NDR Chor: Tag des Gerichts

Dezember 3, 2017, 20:00

Laeiszhalle, Großer Saal, Hamburg
Barrierefreiheit

Programm

Georg Philipp Telemann:

  • Motette "Halt was du hast" TWV 8:9
  • "Deus judicium tuum" - Grand Motet (Psalm 71) für Soli, Chor und Orchester TWV 7:7
  • "Der Tag des Gerichts" - Singgedicht für Soli, Chor und Orchester TWV 6:8

Das Konzert findet in Kooperation mit NDR Das Alte Werk statt und ist ebenso Teil des Telemann-Festivals.

Besetzung

Dirigent
Philipp Ahmann
Ensemble
Akademie für Alte Musik Berlin
Sopran
Lydia Teuscher
Mezzosopran
Sophie Harmsen
Sopran
Lydia Teuscher
Tenor
Tilman Lichdi
Bariton
Ludwig Mittelhammer

Hinweis:
Die Einführungsveranstaltung beginnt um 19:00 Uhr im Kleinen Saal.

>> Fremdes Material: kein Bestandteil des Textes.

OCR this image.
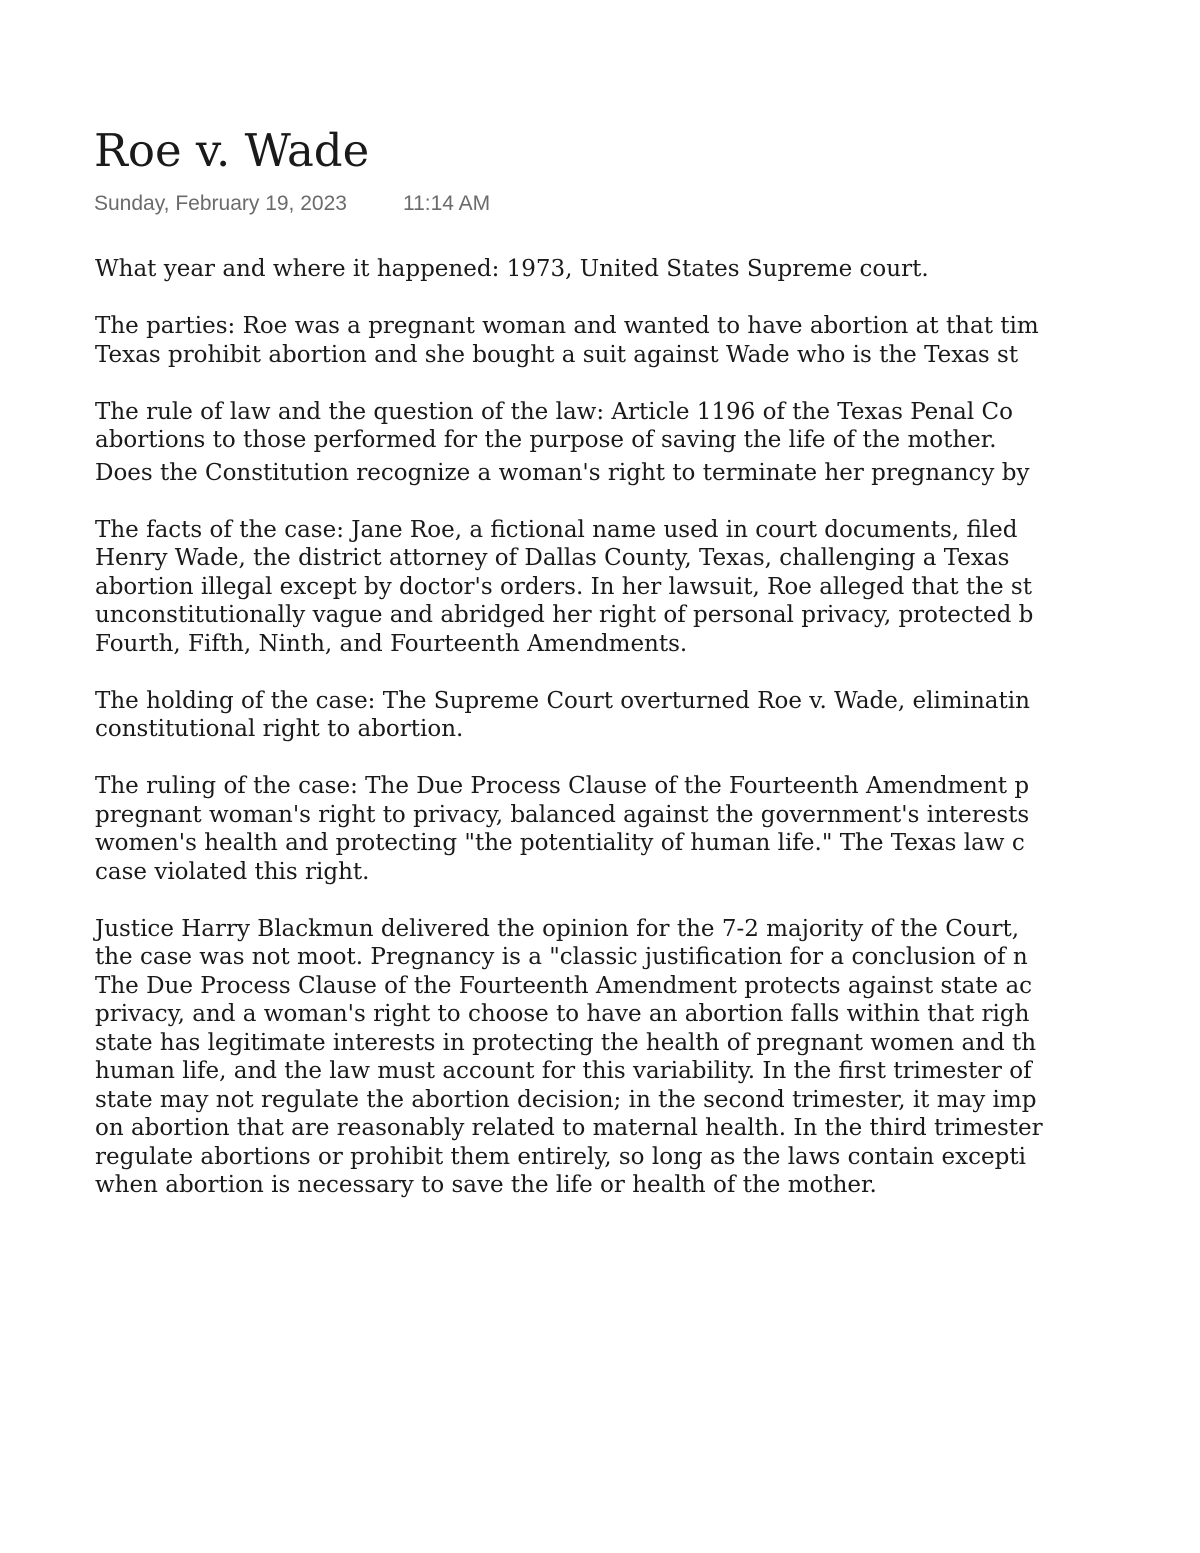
Roe v. Wade
Sunday, February 19, 2023	11:14 AM
What year and where it happened: 1973, United States Supreme court.
The parties: Roe was a pregnant woman and wanted to have abortion at that tim
Texas prohibit abortion and she bought a suit against Wade who is the Texas st
The rule of law and the question of the law: Article 1196 of the Texas Penal Co
abortions to those performed for the purpose of saving the life of the mother.
Does the Constitution recognize a woman's right to terminate her pregnancy by
The facts of the case: Jane Roe, a fictional name used in court documents, filed
Henry Wade, the district attorney of Dallas County, Texas, challenging a Texas
abortion illegal except by doctor's orders. In her lawsuit, Roe alleged that the st
unconstitutionally vague and abridged her right of personal privacy, protected b
Fourth, Fifth, Ninth, and Fourteenth Amendments.
The holding of the case: The Supreme Court overturned Roe v. Wade, eliminatin
constitutional right to abortion.
The ruling of the case: The Due Process Clause of the Fourteenth Amendment p
pregnant woman's right to privacy, balanced against the government's interests
women's health and protecting "the potentiality of human life." The Texas law c
case violated this right.
Justice Harry Blackmun delivered the opinion for the 7-2 majority of the Court,
the case was not moot. Pregnancy is a "classic justification for a conclusion of n
The Due Process Clause of the Fourteenth Amendment protects against state ac
privacy, and a woman's right to choose to have an abortion falls within that righ
state has legitimate interests in protecting the health of pregnant women and th
human life, and the law must account for this variability. In the first trimester of
state may not regulate the abortion decision; in the second trimester, it may imp
on abortion that are reasonably related to maternal health. In the third trimester
regulate abortions or prohibit them entirely, so long as the laws contain excepti
when abortion is necessary to save the life or health of the mother.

Der Vorverkauf der Einzelkarten startet am 12.06.2017.

Tag des Gerichts

Was bleibt? Zum Abschluss des Telemann-Festivals der Reihe NDR Das Alte Werk stellt der NDR Chor gemeinsam mit den Musikern der Akademie für Alte Musik Berlin und namhaften Solisten mit Telemanns "Tag des Gerichts" die Frage nach Glaube und Unglaube.

Die letzten Dinge

Im Konzert der Akademie für Alte Musik Berlin und des NDR Chors geht es um die letzten Dinge. Seine Vertonung des 71. Psalms "Deus judicium tuum" ("Herr, ich traue auf dich") schrieb Telemann für Paris und wählte dafür eine Form, die so nur in der französischen Kirchenmusik gebräuchlich war: die Grand Motet. Wie der Komponist nicht ohne Stolz berichtet, wurde das Stück 1738 "im Concert spirituel von bey nahe hundert auserlesenen Personen, in dreien Tagen zweimahl, aufgeführet".

Sieg des Glaubens

Telemanns Singgedicht "Tag des Gerichts" von 1760 nach Worten des Rellinger Pastor Christian Wilhelm Alers war dagegen fürs Hamburger Publikum gedacht. In dem in vier "Betrachtungen" untergliedertem Oratorium streiten sich die Vernunft, der Unglaube, ein Spötter und die Andacht über die letzten Dinge: "Gericht? Ich lache der Gefahren, die schon seit Millionen Jahren des Aberglaubens Schrecken waren", singt der freigeistige Unglaube. Doch am Ende siegt (natürlich) der Glaube.